The non-compete clause shall apply to:
- Over time (its duration should not be excessive)
- In space (a geographical area must be provided)
- To a specifically targeted activity (e.g. hairdresser)
- If a financial contribution is foreseen
The financial compensation (or compensation) is paid by the employer to the employee who undertakes not to compete with his former employer at the end of his employment contract.
If the employee no longer complies with the clause, the employer may interrupt the payment of the consideration.

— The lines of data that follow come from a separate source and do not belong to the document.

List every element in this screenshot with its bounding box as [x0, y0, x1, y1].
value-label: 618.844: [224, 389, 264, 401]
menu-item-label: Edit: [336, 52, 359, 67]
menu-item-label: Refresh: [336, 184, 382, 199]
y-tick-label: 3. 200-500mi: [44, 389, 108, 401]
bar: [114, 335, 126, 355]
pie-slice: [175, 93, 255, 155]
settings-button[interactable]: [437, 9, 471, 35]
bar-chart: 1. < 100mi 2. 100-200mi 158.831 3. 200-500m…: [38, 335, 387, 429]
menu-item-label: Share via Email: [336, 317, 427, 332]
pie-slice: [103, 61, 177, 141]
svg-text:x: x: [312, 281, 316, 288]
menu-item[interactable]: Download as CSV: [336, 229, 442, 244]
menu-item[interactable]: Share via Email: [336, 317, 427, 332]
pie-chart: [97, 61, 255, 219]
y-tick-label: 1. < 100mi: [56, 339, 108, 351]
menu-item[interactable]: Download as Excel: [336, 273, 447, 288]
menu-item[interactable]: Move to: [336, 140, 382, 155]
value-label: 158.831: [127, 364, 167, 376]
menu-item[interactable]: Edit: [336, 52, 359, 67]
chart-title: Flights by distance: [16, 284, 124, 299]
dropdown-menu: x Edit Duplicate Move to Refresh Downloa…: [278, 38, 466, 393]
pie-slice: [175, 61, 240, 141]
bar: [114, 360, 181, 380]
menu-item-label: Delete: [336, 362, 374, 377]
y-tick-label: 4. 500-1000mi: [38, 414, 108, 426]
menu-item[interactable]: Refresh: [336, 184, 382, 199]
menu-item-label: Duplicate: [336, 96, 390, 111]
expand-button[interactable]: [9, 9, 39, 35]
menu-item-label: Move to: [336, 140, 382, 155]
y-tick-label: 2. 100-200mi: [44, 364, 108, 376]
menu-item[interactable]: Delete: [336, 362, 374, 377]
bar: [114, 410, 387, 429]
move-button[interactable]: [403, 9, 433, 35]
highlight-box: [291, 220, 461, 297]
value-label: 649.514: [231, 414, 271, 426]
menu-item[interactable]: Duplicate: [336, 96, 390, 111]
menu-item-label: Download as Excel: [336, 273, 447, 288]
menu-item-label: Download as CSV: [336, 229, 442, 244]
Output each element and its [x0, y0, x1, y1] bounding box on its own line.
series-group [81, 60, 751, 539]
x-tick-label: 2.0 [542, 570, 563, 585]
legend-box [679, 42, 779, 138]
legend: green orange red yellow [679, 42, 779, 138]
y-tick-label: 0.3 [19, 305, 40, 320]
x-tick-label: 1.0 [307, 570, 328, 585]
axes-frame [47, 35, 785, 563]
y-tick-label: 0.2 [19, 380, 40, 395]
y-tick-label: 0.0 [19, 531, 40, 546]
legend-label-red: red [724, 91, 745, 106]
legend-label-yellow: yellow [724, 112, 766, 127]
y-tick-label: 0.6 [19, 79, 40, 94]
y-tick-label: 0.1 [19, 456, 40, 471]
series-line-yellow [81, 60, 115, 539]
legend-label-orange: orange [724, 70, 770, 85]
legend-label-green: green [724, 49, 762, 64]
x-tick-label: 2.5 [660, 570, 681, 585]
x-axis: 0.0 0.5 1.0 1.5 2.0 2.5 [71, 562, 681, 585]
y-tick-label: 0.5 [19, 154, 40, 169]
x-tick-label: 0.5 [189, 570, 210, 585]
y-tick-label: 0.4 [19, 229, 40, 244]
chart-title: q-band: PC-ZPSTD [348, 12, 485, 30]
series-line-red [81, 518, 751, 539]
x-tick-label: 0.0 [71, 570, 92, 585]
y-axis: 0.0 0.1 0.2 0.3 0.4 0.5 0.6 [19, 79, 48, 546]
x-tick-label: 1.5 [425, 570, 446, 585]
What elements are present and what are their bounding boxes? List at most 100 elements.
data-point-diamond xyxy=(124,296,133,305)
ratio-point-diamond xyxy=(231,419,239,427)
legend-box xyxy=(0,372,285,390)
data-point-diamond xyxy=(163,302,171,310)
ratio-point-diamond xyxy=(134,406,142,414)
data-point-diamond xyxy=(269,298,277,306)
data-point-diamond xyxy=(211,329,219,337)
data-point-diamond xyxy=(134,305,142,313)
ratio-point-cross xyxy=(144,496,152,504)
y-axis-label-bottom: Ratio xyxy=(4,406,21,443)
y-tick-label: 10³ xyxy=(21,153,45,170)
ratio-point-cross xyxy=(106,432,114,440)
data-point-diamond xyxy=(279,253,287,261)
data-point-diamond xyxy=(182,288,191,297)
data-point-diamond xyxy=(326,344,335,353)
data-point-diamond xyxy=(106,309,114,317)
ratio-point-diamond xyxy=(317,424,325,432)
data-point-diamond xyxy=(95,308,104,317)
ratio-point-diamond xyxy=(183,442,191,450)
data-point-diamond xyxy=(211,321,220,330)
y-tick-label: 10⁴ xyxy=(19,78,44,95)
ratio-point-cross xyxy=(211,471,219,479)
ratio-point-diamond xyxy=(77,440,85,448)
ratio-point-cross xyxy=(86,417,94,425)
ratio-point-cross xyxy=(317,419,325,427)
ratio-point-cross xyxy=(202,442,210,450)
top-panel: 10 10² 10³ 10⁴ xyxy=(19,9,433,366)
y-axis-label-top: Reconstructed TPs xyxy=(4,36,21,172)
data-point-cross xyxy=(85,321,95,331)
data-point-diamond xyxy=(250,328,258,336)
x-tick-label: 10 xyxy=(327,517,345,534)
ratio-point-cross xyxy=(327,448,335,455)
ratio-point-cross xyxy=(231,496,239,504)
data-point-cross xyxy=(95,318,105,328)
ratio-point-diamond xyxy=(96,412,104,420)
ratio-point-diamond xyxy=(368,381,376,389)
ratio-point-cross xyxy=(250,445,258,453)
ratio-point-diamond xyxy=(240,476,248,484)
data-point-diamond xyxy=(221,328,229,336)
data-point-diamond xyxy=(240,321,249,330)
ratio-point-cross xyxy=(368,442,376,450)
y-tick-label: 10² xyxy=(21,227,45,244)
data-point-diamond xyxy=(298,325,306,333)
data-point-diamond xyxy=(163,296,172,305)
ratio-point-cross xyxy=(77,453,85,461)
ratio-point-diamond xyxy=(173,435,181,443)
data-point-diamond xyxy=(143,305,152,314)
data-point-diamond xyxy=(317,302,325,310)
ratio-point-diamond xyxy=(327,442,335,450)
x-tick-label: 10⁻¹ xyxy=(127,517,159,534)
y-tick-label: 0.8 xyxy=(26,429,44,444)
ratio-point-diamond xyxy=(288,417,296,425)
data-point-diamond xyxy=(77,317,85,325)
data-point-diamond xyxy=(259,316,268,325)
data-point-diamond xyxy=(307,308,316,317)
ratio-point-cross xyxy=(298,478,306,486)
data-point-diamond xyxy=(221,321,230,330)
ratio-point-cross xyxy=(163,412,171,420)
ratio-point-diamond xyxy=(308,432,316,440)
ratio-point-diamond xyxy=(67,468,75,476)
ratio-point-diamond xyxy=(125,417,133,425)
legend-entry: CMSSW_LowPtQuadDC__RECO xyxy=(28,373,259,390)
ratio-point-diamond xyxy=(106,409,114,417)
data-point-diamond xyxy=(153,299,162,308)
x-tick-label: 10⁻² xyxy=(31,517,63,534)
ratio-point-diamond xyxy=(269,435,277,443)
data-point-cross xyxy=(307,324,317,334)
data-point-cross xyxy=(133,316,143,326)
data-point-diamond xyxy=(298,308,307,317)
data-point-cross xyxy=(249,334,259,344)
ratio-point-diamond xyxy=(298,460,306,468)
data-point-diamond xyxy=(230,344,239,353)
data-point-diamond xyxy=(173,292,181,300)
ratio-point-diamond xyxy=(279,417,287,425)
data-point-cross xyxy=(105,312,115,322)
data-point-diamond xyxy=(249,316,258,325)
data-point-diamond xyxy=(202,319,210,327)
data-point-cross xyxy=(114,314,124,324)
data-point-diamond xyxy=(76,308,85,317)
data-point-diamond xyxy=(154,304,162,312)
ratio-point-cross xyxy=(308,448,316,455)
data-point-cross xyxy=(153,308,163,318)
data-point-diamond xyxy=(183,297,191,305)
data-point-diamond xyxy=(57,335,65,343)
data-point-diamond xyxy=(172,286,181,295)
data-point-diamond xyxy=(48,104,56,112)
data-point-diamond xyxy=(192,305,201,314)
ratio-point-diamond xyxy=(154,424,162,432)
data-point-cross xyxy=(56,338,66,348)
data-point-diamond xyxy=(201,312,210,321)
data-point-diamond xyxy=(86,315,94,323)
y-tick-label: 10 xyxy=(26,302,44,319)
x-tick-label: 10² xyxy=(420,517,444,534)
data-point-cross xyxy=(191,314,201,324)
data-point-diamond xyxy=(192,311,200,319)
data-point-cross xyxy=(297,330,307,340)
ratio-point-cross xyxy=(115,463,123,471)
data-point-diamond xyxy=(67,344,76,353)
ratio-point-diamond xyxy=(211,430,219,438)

If one of these criteria is not met, the non-compete clause is invalid and entitles the holder to payment of damages to the employee.
Implementation
The non-compete clause shall apply to:
- on the actual date of termination of the contract (at the end of the period of notice)
- or on departure of the employee (in the case of waiver of notice)
The financial contribution is due if the non-competition clause is applicable (even if the employee is dismissed for serious misconduct or if he resigns).
This consideration may take the form of
- or capital
- or an annuity (i.e. a premium paid in one installment or periodically)
It must be paid after the termination of the contract of employment, not during its performance.
The consideration must be reasonable: derisory consideration amounts to no financial consideration and is therefore not valid.
Waiver by employer
The employer may waive the application of the non-compete clause:
- under any conditions laid down in the contract or in a collective agreement
- or with the agreement of the employee if nothing is provided for in the contract of employment or the collective agreement
The waiver must be clear and not subject to interpretation by the employer or employee. In addition, it must be notified to the employee by registered letter with acknowledgement of receipt.
Warning
the employer is required to comply with the conditions of the waiver provided for in the contract of employment or treaty provisions if they exist.
Non-compliance with the employee's act
Failure by the employee to comply with a non-competition clause shall result in the payment of the compensatory allowance being canceled.
In addition, the judge may order the employee to pay damages.
Non-compliance with the employer's act
If the employer does not pay the compensation due to the employee, the latter is no longer obliged to comply with the non-competition clause.
The judge may order the employer to pay damages in compensation for the loss suffered by the employee. The employer remains obliged to pay the compensatory allowance for the period during which the employee has complied with the provisions of the non-competition clause.